CPU采用5段流水线,如**图2**,目前支持的流水线特性包括:Forward、Loaduse、总线握手等待。

| ![CPU](./figures/CPU.png) |
| :-----------------------: |
| **图2**:CPU 结构 |

# 硬件设计代码

| 目录名 | 说明 |
| ------------ | ------------------------------------------------------------ |
| RTL | 全部的 SystemVerilog 代码,其中 soc_top.sv 是整个 SoC 的顶层 |
| FPGA-Arty7 | 基于 Arty7 开发板的 Vivado 工程 |
| FPGA-Nexys4 | 基于 Nexys4 开发板的 Vivado 工程 |
| FPGA-DE0Nano | 基于 DE0Nano 开发板的 Quartus 工程 |
| SIM-CPU | 仿真:对 CPU 进行的指令集测试(使用 RISC-V 官方测试程序) |
| SIM-SoC | 仿真:对整个 SoC 的仿真 |

请注意,所有工程共用 RTL 目录,因此在一个工程里修改代码也会导致其它工程中的代码发生变化。

# 部署到FPGA

目前,我提供了 Xilinx 的 **Nexys4 开发板** 、 **Arty7 开发板** 和 Altera 的 **DE0-Nano 开发板** 的工程。

为了进行部署和测试,你需要准备以下的东西:

* **Windows7 系统** 或更高版本的 PC(如果使用 Linux 则很难用上我提供的两个C\#编写的工具)
* **Nexys4 开发板** 或 **Arty7 开发板** 或 **DE0-Nano 开发板** 或其它 FPGA 开发板
* 如果你的开发板没有自带 USB 转 UART 电路(例如 DE0-Nano),则需要一个 **USB转UART模块**

* 开发板对应的开发环境,例如 Nexys4 和 Arty7 开发板对应 Vivado,DE0-Nano 对应 Quartus
* 可选:屏幕、VGA线

## 部署到 Nexys4

| ![nexys4-connection](./figures/nexys4-connection.png) |
| :---------------------------------------------------: |
| **图3**:Nexys4 的硬件连接方法 |

1. **硬件连接**:如**图3**,Nexys4 开发板上有一个 USB 口,既可以用于 FPGA 烧录,也可以用于 UART 通信,我们需要连接该 USB 口到电脑。
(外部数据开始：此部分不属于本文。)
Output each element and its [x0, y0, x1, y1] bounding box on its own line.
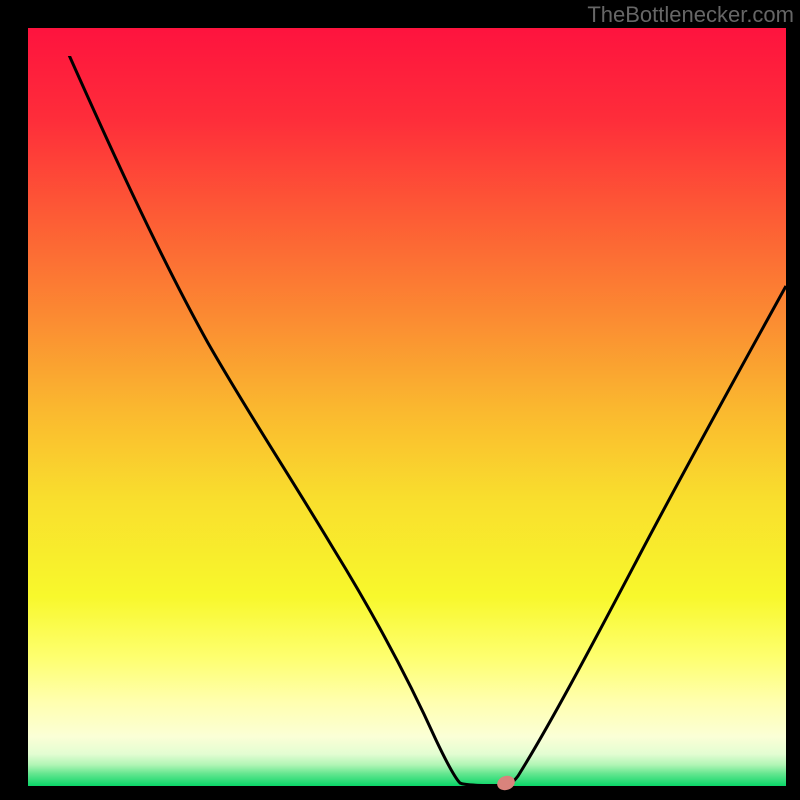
bottleneck-chart: [0, 0, 800, 800]
watermark-text: TheBottlenecker.com: [587, 2, 794, 28]
plot-background: [28, 28, 786, 786]
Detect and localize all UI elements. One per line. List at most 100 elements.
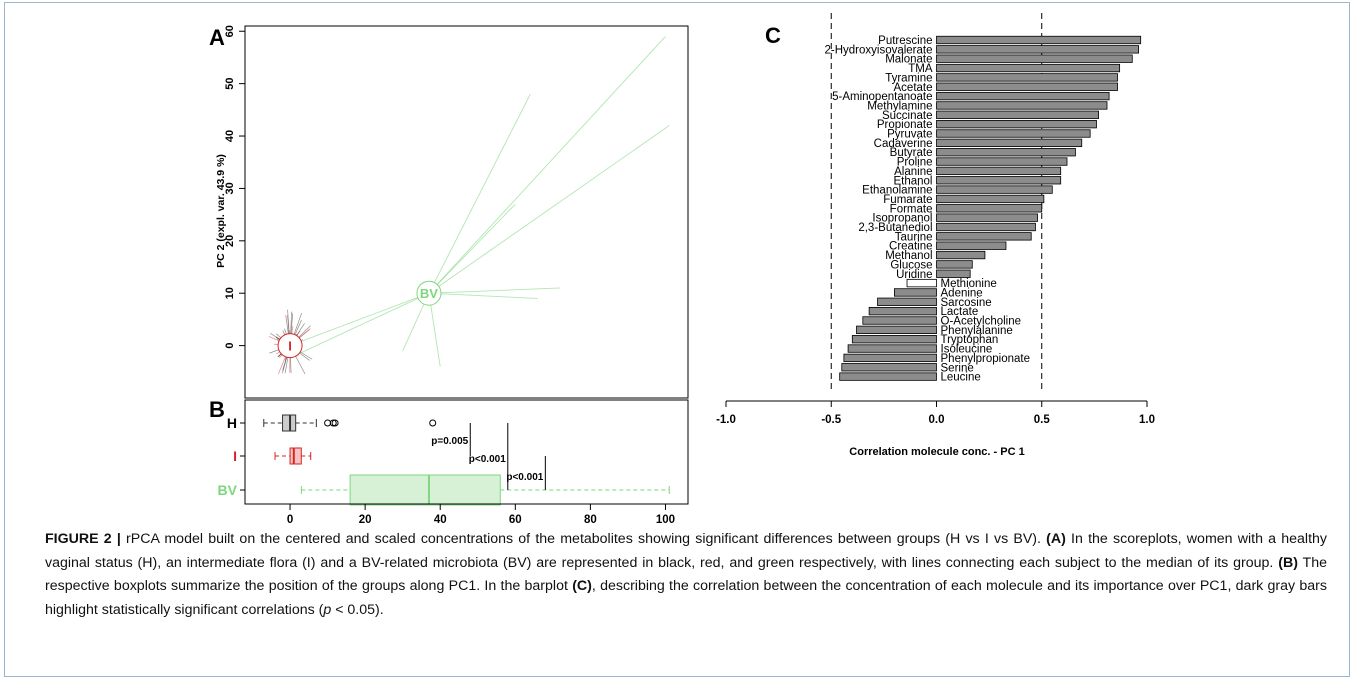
bar-label: Alanine	[894, 166, 932, 178]
bar-label: Cadaverine	[874, 138, 933, 150]
category-label-h: H	[227, 415, 237, 431]
correlation-bar	[936, 166, 1062, 176]
x-tick-label: 0.5	[1034, 414, 1051, 426]
bar-label: Isoleucine	[941, 344, 993, 356]
y-tick-label: 0	[224, 343, 236, 349]
bar-label: Phenylalanine	[941, 325, 1013, 337]
group-center-bv	[416, 280, 442, 306]
x-tick-label: 0.0	[929, 414, 945, 426]
correlation-bar	[936, 101, 1108, 110]
correlation-bar	[936, 73, 1118, 82]
correlation-bar	[936, 213, 1038, 222]
caption-text-4: , describing the correlation between the…	[45, 578, 1328, 618]
bar-label: Phenylpropionate	[941, 353, 1031, 365]
y-tick-label: 20	[224, 235, 236, 247]
group-label-i: I	[288, 339, 292, 354]
bar-label: Lactate	[941, 306, 979, 318]
panel-a-plot-box	[244, 25, 689, 399]
bar-label: Taurine	[895, 231, 933, 243]
panel-a-y-label: PC 2 (expl. var. 43.9 %)	[215, 154, 227, 268]
outlier-point	[429, 419, 437, 427]
score-spoke-bv	[428, 93, 531, 294]
bar-label: TMA	[908, 63, 933, 75]
correlation-bar	[862, 316, 937, 325]
correlation-bar	[936, 194, 1045, 204]
caption-ref-c: (C)	[572, 578, 592, 594]
correlation-bar	[856, 325, 937, 335]
bar-label: Proline	[897, 157, 933, 169]
correlation-bar	[847, 344, 937, 353]
panel-b-x-axis: 0 20 40 60 80 100	[287, 503, 675, 523]
correlation-bar	[843, 353, 937, 363]
correlation-bar	[851, 335, 937, 344]
correlation-bar	[936, 120, 1097, 129]
panel-c-x-label: Correlation molecule conc. - PC 1	[849, 446, 1024, 458]
bar-label: Putrescine	[878, 35, 932, 47]
bar-label: Tryptophan	[941, 334, 999, 346]
x-tick-label: 100	[656, 514, 675, 523]
caption-text-2: In the scoreplots, women with a healthy …	[45, 531, 1328, 571]
figure-2-plots: A 0 10 20 30 40 50 60 PC 2 (expl. var. 43.9 %)…	[209, 13, 1155, 523]
p-value-label: p<0.001	[469, 454, 506, 465]
group-centers: I BV	[277, 280, 442, 359]
group-label-bv: BV	[420, 286, 438, 301]
figure-frame: A 0 10 20 30 40 50 60 PC 2 (expl. var. 43.9 %)…	[4, 2, 1350, 677]
x-tick-label: 80	[584, 514, 597, 523]
caption-lead: FIGURE 2 |	[45, 531, 121, 547]
correlation-bar	[936, 250, 986, 260]
correlation-bar	[868, 306, 937, 316]
bar-label: Acetate	[894, 82, 933, 94]
x-tick-label: 40	[434, 514, 447, 523]
bar-label: Isopropanol	[872, 213, 932, 225]
y-tick-label: 40	[224, 130, 236, 142]
caption-text-1: rPCA model built on the centered and sca…	[120, 531, 1047, 547]
bar-label: 2-Hydroxyisovalerate	[824, 44, 932, 56]
box-bv	[349, 474, 501, 506]
bar-label: O-Acetylcholine	[941, 316, 1022, 328]
bar-label: Uridine	[896, 269, 932, 281]
caption-p: p	[323, 601, 332, 618]
y-tick-label: 50	[224, 78, 236, 90]
score-spoke-bv	[428, 292, 538, 299]
score-spoke-bv	[289, 292, 430, 347]
score-spoke-bv	[428, 287, 561, 294]
correlation-bar	[894, 288, 937, 297]
correlation-bar	[936, 185, 1053, 194]
y-tick-label: 60	[224, 25, 236, 37]
correlation-bar	[936, 82, 1118, 91]
p-value-label: p=0.005	[431, 436, 468, 447]
y-tick-label: 30	[224, 182, 236, 194]
x-tick-label: -1.0	[716, 414, 736, 426]
correlation-bar	[936, 91, 1110, 101]
correlation-bar	[877, 297, 937, 306]
bar-label: Formate	[890, 203, 933, 215]
correlation-bar	[936, 138, 1083, 148]
outlier-point	[329, 419, 337, 427]
bar-label: Ethanol	[893, 175, 932, 187]
panel-label-a: A	[209, 25, 225, 50]
category-label-bv: BV	[218, 482, 238, 498]
correlation-bar	[936, 148, 1076, 157]
bar-label: Sarcosine	[941, 297, 992, 309]
bar-label: Methanol	[885, 250, 932, 262]
outlier-point	[331, 419, 339, 427]
box-i	[289, 447, 302, 465]
correlation-bar	[936, 35, 1142, 45]
correlation-bar	[841, 363, 937, 372]
score-spoke-bv	[428, 125, 670, 294]
panel-c-barplot: C Putrescine2-HydroxyisovalerateMalonate…	[716, 13, 1155, 458]
bar-label: Tyramine	[885, 72, 932, 84]
bar-label: Butyrate	[890, 147, 933, 159]
correlation-bar	[936, 63, 1121, 73]
bar-label: Leucine	[941, 372, 981, 384]
correlation-bar	[936, 232, 1032, 241]
correlation-bars: Putrescine2-HydroxyisovalerateMalonateTM…	[824, 13, 1142, 393]
category-label-i: I	[233, 448, 237, 464]
bar-label: Adenine	[941, 287, 983, 299]
bar-label: Propionate	[877, 119, 933, 131]
correlation-bar	[936, 54, 1133, 63]
correlation-bar	[936, 204, 1043, 213]
y-tick-label: 10	[224, 287, 236, 299]
caption-ref-a: (A)	[1046, 531, 1066, 547]
correlation-bar	[936, 157, 1068, 166]
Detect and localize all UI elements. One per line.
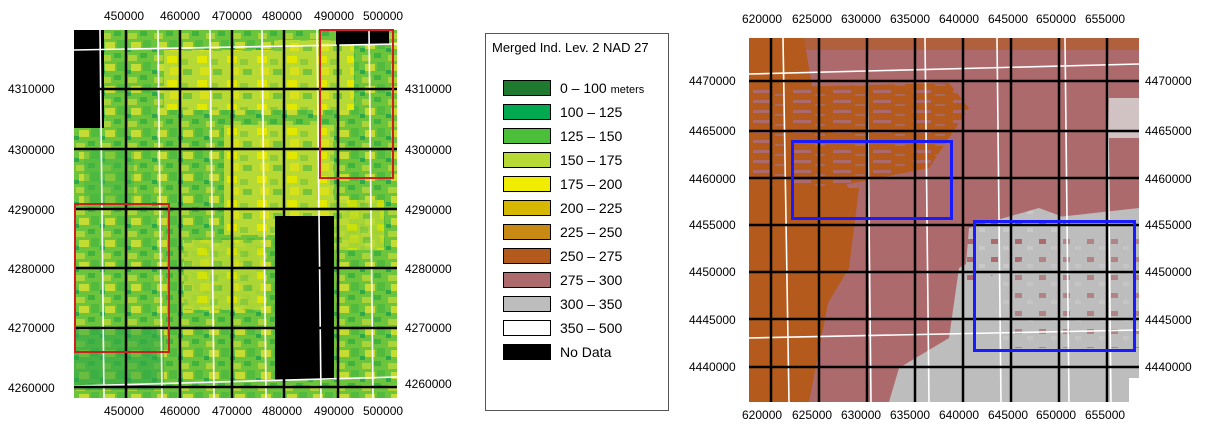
left-y-tick-right: 4310000 [405, 82, 452, 96]
left-highlight-box-southwest [74, 203, 170, 353]
legend-swatch [503, 272, 551, 288]
right-y-tick-right: 4460000 [1145, 172, 1192, 186]
right-highlight-box-northwest [791, 140, 953, 220]
legend-swatch [503, 176, 551, 192]
right-y-tick-right: 4455000 [1145, 218, 1192, 232]
right-x-tick-top: 640000 [939, 12, 980, 26]
right-x-tick-bottom: 635000 [890, 408, 931, 422]
legend-label: 0 – 100 meters [560, 80, 645, 96]
legend-label: 100 – 125 [560, 104, 623, 120]
right-y-tick-left: 4440000 [689, 360, 736, 374]
legend-swatch [503, 296, 551, 312]
legend-label: 125 – 150 [560, 128, 623, 144]
legend-swatch [503, 320, 551, 336]
right-x-tick-top: 655000 [1085, 12, 1126, 26]
legend-swatch [503, 344, 551, 360]
left-y-tick-right: 4270000 [405, 321, 452, 335]
legend-unit: meters [610, 84, 645, 96]
legend-label: 150 – 175 [560, 152, 623, 168]
left-y-tick-right: 4280000 [405, 262, 452, 276]
left-x-tick-bottom: 500000 [363, 404, 404, 418]
left-x-tick-bottom: 450000 [104, 404, 145, 418]
left-y-tick-left: 4290000 [8, 203, 55, 217]
left-y-tick-left: 4310000 [8, 82, 55, 96]
legend-swatch [503, 80, 551, 96]
right-x-tick-top: 630000 [841, 12, 882, 26]
right-x-tick-top: 650000 [1036, 12, 1077, 26]
legend-swatch [503, 152, 551, 168]
legend-swatch [503, 200, 551, 216]
left-x-tick-top: 460000 [160, 9, 201, 23]
left-y-tick-right: 4290000 [405, 203, 452, 217]
right-x-tick-bottom: 625000 [792, 408, 833, 422]
left-x-tick-bottom: 460000 [160, 404, 201, 418]
right-map-panel: 620000 625000 630000 635000 640000 64500… [680, 0, 1205, 428]
right-y-tick-right: 4470000 [1145, 74, 1192, 88]
legend-swatch [503, 248, 551, 264]
right-x-tick-bottom: 655000 [1085, 408, 1126, 422]
legend-swatch [503, 128, 551, 144]
legend-swatch [503, 224, 551, 240]
legend-title: Merged Ind. Lev. 2 NAD 27 [492, 40, 649, 55]
left-highlight-box-north [319, 29, 394, 179]
left-x-tick-top: 480000 [262, 9, 303, 23]
right-y-tick-right: 4465000 [1145, 124, 1192, 138]
left-x-tick-top: 490000 [314, 9, 355, 23]
left-y-tick-left: 4300000 [8, 143, 55, 157]
left-x-tick-top: 500000 [363, 9, 404, 23]
right-y-tick-right: 4440000 [1145, 360, 1192, 374]
right-x-tick-top: 645000 [988, 12, 1029, 26]
legend-label: 250 – 275 [560, 248, 623, 264]
right-x-tick-bottom: 645000 [988, 408, 1029, 422]
elevation-legend: Merged Ind. Lev. 2 NAD 27 0 – 100 meters… [485, 33, 669, 411]
right-x-tick-top: 635000 [890, 12, 931, 26]
left-x-tick-bottom: 480000 [262, 404, 303, 418]
right-elevation-map [749, 38, 1139, 402]
right-y-tick-left: 4460000 [689, 172, 736, 186]
left-elevation-map [74, 30, 397, 398]
right-y-tick-right: 4450000 [1145, 265, 1192, 279]
right-y-tick-left: 4450000 [689, 265, 736, 279]
legend-label: 175 – 200 [560, 176, 623, 192]
legend-label: No Data [560, 344, 612, 360]
left-x-tick-bottom: 470000 [212, 404, 253, 418]
right-y-tick-left: 4465000 [689, 124, 736, 138]
legend-label: 225 – 250 [560, 224, 623, 240]
right-x-tick-bottom: 630000 [841, 408, 882, 422]
left-y-tick-left: 4280000 [8, 262, 55, 276]
right-y-tick-right: 4445000 [1145, 313, 1192, 327]
legend-label: 275 – 300 [560, 272, 623, 288]
right-y-tick-left: 4445000 [689, 313, 736, 327]
left-map-panel: 450000 460000 470000 480000 490000 50000… [0, 0, 470, 428]
right-highlight-box-southeast [973, 220, 1136, 352]
left-x-tick-top: 450000 [104, 9, 145, 23]
left-x-tick-top: 470000 [212, 9, 253, 23]
right-x-tick-bottom: 650000 [1036, 408, 1077, 422]
left-y-tick-left: 4270000 [8, 321, 55, 335]
right-x-tick-bottom: 620000 [742, 408, 783, 422]
right-y-tick-left: 4455000 [689, 218, 736, 232]
right-x-tick-top: 620000 [742, 12, 783, 26]
right-x-tick-top: 625000 [792, 12, 833, 26]
left-y-tick-left: 4260000 [8, 381, 55, 395]
left-y-tick-right: 4260000 [405, 377, 452, 391]
legend-label: 350 – 500 [560, 320, 623, 336]
right-y-tick-left: 4470000 [689, 74, 736, 88]
right-x-tick-bottom: 640000 [939, 408, 980, 422]
left-y-tick-right: 4300000 [405, 143, 452, 157]
legend-label: 300 – 350 [560, 296, 623, 312]
legend-swatch [503, 104, 551, 120]
legend-label: 200 – 225 [560, 200, 623, 216]
left-x-tick-bottom: 490000 [314, 404, 355, 418]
另外,VGA 的连接是可选的,你可以把它连接到屏幕上。
2. **综合、烧写**:请用 Vivado 打开工程 **FPGA-Nexys4/USTCRVSoC-nexys4.xpr** 。综合并烧写。

## 部署到 Arty7

1. **硬件连接**:Arty7 开发板上有一个 USB 口,既可以用于 FPGA 烧录,也可以用于 UART 通信,我们需要连接该 USB 口到电脑。
2. **综合、烧写**:请用 Vivado 打开工程 **FPGA-Arty7/USTCRVSoC-Arty7.xpr** 。综合并烧写。

## 部署到 DE0-Nano

| ![DE0-Nano](./figures/DE0-Nano.png) |
| :---------------------------------: |
| **图4**:DE0-Nano 的硬件连接方法 |

1. **硬件连接**:DE0-Nano开发板上既没有USB转UART,也没有VGA接口。因此需要外部模块,以及一些动手能力。我们使用DE0-Nano上的两排GPIO作为外接模块的引脚,接口含义如**图4**。你需要一个USB转UART的模块,将UART的TX和RX引脚连接上去,使之能与电脑通信。VGA的连接是可选的,需要符合上图中VGA的引脚定义。最后连接的效果如**图5**。
2. **综合、烧写**:请用 Quartus 打开 **FPGA-DE0Nano/DE0Nano_USTCRVSoC.qpf**。综合并烧写。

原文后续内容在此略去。